Una corretta presa in carico del paziente con malattia venosa cronica permette di migliorare gli esiti clinici e di ridurre l’insorgenza delle complicanze, contribuendo a ridurre i costi a carico del SSN, per via di un minor ricorso a visite, ospedlaizzazioni e terapie.
"La malattia venosa cronica richiede un approccio diagnostico e terapeutico intensivo" afferma Giuseppe Camporese, Responsabile ambulatorio di Medicina Vascolare dell'Azienda Ospedale - Università Padova. "Come per tutte le cronicità, la prevenzione è uno strumento essenziale sul quale è importante sensibilizzare il paziente: già ai primi sintomi è importante rivolgersi allo specialista per ricevere una corretta diagnosi e impostare la terapia più adeguata, commisurata allo stadio della malattia. Esistono farmaci che agiscono per alleviare i sintomi e altri che invece possono agire per riparare i danni ai vasi causati dalla malattia e ridurre il rischio di complicanze. Infine, il paziente può valutare insieme al proprio medico l’eventuale intervento chirurgico".

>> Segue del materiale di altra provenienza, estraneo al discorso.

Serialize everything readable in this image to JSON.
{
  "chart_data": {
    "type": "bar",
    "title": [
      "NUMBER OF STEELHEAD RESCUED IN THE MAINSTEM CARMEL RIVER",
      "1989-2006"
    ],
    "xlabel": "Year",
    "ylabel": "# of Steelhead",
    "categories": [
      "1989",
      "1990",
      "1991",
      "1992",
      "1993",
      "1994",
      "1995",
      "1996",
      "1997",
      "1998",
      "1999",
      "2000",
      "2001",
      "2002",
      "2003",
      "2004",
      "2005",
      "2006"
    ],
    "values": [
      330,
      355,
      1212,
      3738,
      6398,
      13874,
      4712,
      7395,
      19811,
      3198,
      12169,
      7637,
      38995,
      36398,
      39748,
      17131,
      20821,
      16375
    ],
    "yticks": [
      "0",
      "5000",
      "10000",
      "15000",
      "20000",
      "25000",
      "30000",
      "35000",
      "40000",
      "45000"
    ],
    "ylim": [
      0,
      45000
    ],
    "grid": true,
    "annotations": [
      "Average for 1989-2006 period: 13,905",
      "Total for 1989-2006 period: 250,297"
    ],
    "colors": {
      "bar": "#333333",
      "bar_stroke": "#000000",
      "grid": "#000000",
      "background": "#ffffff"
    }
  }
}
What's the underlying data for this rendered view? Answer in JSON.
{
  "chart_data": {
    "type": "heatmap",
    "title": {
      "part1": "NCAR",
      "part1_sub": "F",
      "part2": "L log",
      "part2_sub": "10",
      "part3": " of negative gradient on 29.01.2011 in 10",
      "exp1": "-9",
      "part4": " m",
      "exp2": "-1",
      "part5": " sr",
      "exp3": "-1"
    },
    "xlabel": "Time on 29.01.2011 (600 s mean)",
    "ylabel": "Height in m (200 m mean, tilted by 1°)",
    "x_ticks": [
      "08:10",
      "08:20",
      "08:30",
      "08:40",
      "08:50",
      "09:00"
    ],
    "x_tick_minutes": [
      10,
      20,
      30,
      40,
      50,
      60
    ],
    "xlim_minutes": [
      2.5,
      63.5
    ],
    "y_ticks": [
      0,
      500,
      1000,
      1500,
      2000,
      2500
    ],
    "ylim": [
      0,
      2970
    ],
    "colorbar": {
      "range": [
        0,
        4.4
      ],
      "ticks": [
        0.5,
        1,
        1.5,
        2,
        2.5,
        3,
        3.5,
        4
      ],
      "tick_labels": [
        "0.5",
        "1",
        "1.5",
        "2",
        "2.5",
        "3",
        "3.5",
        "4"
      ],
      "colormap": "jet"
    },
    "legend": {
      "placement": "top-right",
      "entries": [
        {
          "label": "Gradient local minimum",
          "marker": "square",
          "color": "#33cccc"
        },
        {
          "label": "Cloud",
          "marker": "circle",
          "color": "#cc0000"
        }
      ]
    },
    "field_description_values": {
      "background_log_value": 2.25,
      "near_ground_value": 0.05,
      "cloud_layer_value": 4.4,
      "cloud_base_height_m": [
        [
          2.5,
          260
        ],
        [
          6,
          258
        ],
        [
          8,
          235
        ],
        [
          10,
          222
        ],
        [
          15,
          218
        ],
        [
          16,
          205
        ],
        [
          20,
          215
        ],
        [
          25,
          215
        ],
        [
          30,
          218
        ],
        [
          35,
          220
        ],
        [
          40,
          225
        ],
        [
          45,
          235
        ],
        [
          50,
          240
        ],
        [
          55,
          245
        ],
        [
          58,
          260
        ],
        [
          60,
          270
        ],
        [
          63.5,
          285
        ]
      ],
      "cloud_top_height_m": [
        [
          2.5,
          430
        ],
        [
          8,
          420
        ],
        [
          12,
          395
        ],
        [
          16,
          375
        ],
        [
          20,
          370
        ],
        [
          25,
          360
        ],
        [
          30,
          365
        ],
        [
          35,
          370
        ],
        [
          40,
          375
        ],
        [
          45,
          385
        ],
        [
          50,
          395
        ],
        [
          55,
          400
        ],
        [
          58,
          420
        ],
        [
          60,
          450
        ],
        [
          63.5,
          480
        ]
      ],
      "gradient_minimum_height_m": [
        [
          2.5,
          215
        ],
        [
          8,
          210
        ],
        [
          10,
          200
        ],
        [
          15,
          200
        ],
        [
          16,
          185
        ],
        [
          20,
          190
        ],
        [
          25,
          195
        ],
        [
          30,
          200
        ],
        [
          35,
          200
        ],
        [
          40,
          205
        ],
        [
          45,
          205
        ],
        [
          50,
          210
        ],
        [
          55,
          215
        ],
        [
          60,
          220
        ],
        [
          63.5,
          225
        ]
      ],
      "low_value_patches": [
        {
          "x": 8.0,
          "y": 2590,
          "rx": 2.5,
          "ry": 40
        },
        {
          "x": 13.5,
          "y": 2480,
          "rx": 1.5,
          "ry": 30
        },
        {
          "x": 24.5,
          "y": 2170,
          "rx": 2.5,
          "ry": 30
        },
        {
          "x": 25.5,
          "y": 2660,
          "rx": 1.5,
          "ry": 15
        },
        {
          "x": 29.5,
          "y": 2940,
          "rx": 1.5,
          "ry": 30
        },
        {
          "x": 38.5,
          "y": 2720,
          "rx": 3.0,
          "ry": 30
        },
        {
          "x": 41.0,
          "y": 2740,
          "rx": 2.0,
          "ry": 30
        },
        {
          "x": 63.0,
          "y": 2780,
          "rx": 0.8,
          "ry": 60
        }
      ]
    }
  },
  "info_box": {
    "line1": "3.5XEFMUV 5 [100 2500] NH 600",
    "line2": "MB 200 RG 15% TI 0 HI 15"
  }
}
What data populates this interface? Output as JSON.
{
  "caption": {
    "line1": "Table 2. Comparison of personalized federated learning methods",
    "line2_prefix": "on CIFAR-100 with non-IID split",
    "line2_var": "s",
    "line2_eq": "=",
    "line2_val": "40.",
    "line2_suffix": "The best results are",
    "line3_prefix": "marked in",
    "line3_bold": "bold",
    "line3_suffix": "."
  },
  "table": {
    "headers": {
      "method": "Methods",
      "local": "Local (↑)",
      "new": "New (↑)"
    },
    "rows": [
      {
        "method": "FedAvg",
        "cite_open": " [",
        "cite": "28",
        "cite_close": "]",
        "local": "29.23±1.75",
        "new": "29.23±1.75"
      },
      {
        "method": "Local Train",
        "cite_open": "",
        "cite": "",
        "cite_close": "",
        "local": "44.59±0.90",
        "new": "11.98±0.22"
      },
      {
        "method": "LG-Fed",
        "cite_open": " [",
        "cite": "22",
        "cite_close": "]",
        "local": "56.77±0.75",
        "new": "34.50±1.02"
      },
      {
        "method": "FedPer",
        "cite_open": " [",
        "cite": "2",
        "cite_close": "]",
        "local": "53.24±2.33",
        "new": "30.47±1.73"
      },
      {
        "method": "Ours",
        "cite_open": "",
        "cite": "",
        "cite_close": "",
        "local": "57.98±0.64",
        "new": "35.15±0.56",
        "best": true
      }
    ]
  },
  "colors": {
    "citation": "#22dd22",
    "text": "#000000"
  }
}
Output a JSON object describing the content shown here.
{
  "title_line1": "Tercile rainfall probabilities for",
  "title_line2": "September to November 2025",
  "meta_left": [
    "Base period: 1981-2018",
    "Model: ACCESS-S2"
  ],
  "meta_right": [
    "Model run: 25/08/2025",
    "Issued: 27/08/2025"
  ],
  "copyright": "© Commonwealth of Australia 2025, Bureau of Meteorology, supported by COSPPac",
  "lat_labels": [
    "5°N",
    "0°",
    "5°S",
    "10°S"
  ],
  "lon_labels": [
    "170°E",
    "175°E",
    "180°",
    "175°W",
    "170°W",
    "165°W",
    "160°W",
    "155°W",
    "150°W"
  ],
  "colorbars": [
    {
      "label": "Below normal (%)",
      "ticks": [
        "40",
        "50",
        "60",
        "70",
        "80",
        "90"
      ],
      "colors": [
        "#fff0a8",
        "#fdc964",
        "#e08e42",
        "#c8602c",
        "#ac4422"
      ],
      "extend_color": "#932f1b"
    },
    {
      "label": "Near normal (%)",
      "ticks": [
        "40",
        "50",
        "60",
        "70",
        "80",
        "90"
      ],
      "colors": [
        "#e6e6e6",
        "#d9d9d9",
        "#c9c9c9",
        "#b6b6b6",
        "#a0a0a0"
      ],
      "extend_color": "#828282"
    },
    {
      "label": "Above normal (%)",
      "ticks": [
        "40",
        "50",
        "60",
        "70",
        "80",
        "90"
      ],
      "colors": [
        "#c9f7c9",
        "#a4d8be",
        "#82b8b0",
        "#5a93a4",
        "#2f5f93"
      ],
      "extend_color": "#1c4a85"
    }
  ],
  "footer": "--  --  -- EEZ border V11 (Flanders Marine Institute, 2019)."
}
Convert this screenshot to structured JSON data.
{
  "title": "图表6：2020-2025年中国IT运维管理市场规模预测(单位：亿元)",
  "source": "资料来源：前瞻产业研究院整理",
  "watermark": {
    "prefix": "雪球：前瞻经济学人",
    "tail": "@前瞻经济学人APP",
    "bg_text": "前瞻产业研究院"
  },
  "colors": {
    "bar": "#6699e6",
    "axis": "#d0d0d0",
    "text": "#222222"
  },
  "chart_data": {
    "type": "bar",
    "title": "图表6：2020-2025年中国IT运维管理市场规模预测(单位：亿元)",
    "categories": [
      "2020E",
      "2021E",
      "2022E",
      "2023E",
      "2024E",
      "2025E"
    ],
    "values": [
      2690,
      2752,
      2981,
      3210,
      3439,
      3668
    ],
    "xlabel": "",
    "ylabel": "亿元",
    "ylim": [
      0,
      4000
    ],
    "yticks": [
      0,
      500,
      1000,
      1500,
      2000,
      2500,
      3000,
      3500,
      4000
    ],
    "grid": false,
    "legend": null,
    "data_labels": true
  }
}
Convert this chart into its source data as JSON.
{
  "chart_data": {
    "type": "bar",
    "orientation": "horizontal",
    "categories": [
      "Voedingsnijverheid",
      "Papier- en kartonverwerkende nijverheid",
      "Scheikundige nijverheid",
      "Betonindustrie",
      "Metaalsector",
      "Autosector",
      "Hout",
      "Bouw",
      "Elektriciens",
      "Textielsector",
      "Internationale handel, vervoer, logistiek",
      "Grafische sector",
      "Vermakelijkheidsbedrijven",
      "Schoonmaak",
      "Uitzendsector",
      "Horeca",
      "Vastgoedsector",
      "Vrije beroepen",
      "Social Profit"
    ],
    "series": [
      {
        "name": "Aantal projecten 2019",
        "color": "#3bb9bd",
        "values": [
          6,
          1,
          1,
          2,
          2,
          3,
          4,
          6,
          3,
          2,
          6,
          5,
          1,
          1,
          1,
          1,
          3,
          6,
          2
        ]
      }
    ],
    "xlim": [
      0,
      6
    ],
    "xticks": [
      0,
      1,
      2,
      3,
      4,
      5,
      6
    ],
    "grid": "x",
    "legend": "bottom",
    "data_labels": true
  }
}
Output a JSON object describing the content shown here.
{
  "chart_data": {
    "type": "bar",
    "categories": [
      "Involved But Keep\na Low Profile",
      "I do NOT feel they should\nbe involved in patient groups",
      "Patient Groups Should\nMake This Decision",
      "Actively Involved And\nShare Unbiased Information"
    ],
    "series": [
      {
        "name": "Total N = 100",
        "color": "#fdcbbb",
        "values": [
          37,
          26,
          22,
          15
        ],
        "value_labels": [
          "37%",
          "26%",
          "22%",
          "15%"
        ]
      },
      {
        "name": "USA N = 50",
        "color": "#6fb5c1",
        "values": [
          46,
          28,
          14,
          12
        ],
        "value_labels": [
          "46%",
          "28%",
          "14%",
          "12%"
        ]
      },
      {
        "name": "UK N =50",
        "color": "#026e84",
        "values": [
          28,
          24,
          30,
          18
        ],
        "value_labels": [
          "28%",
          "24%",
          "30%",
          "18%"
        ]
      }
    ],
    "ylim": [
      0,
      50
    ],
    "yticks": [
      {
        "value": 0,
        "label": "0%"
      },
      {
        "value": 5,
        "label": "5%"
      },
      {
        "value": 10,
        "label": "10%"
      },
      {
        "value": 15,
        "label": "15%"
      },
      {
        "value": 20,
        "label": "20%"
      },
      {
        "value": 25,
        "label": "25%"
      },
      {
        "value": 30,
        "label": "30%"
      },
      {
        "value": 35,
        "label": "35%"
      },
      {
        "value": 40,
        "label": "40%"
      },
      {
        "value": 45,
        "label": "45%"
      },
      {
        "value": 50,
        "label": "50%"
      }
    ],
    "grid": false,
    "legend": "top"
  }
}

Marzia Lugli, presidente del Collegio Italiano di Flebologia (CIF), ha sottolineato "l’impatto socio-economico delle patologie a carico del sistema venoso profondo che colpiscono pazienti sempre più giovani, spesso compromettendone l’autonomia e la qualità di vita, e la necessità di promuovere percorsi diagnostico-terapeutici-assistenziali adeguati e la formazione continua dei professionisti per sfruttare al meglio le opportunità di cura oggi disponibili. È importante inoltre sottolineare come sia finalmente avvenuto il riconoscimento da parte della UEMS (Unione Europea dei Medici Specialisti) della figura del Flebologo, con istituzione di un percorso formativo comune a tutti i paesi della Comunità Europea. Il percorso formativo avviene in centri selezionati e certifica la competenza del flebologo: la prima certificazione europea è avvenuta proprio in Italia (Modena, Hesperia Hospital), da sempre all’avanguardia in materia di flebologia".
"Gran parte del carico assistenziale per le patologie degli arti inferiori è in capo al flebologo, professionista che coniuga diverse competenze, dalla chirurgia generale alla chirurgia vascolare, alla conoscenza delle malattie della coaugulazione del sangue e della guarigione delle ulcere degli arti inferiori, ma che ad oggi non ha una sua rilevanza istituzionale perché la specialità manca sia a livello universitario sia all’interno delle Scuole di specializzazione. L’auspicio è che il SSN definisca in tempi rapidi un modello di formazione standard a livello nazionale che consenta di istituzionalizzare e standarizzare questa professionalità", aggiunge Maurizio Ronconi, Presidente dell’Associazione Flebologica Italiana (AFI).